Fortnite - Analyst erklärt, wieso Sony kein Crossplay will

Fortnite hält die Crossplay-Diskussion am Leben: Laut einem Analysten hat Sony keinen Grund, sich zu öffnen, weil die Konkurrenz mehr gewinnt.

von David Molke,
21.06.2018 12:45 Uhr

Fortnite-Fans können fast auf allen Plattformen miteinander spielen, aber Sony wehrt sich gegen Crossplay.Fortnite-Fans können fast auf allen Plattformen miteinander spielen, aber Sony wehrt sich gegen Crossplay.

Fortnite und Entwickler Epic legen viel Wert auf gemeinsames Spielen. Crossplay funktioniert daher fast mit allen Geräten und Plattform-übergreifend.

Seitdem die Nintendo Switch-Version von Fortnite erschienen ist, steht Sony wieder verstärkt in der Kritik: Wer Fortnite auf der PS4 gespielt hat, kann mit diesem Account nicht auf der Switch zocken und umgekehrt. Jetzt erklärt ein Analyst, wieso Sony kein Interesse an Crossplay hat.

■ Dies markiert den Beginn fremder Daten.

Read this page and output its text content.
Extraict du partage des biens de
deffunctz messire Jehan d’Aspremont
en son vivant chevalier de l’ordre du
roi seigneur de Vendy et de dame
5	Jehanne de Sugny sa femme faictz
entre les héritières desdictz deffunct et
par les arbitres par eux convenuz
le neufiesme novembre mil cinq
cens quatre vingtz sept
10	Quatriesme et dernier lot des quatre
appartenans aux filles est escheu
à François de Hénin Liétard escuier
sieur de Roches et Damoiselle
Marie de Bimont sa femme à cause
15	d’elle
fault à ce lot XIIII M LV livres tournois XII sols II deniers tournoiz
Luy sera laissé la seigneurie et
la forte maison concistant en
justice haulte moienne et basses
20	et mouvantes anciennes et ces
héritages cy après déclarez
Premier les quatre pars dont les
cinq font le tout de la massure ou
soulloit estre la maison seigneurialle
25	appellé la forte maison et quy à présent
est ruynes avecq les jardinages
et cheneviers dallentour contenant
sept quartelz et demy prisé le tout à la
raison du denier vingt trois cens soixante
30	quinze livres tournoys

Sony öffnet sich wohl kaum für Crossplay

MIDiA Research-Analyst Karol Severin glaubt, dass Sony keine Anstalten macht, etwas an der Crossplay-Situation zu ändern. Aus dem einfachen Grund, dass das Unternehmen seine Vorherrschaft beschützen will.

Die Zahl der Konsolenbesitzer steige nicht. Deshalb gehe es aktuell hauptsächlich darum, die bereits existierenden Konsolen-Spieler zu überzeugen, mit der nächsten Generation den Anbieter zu wechseln.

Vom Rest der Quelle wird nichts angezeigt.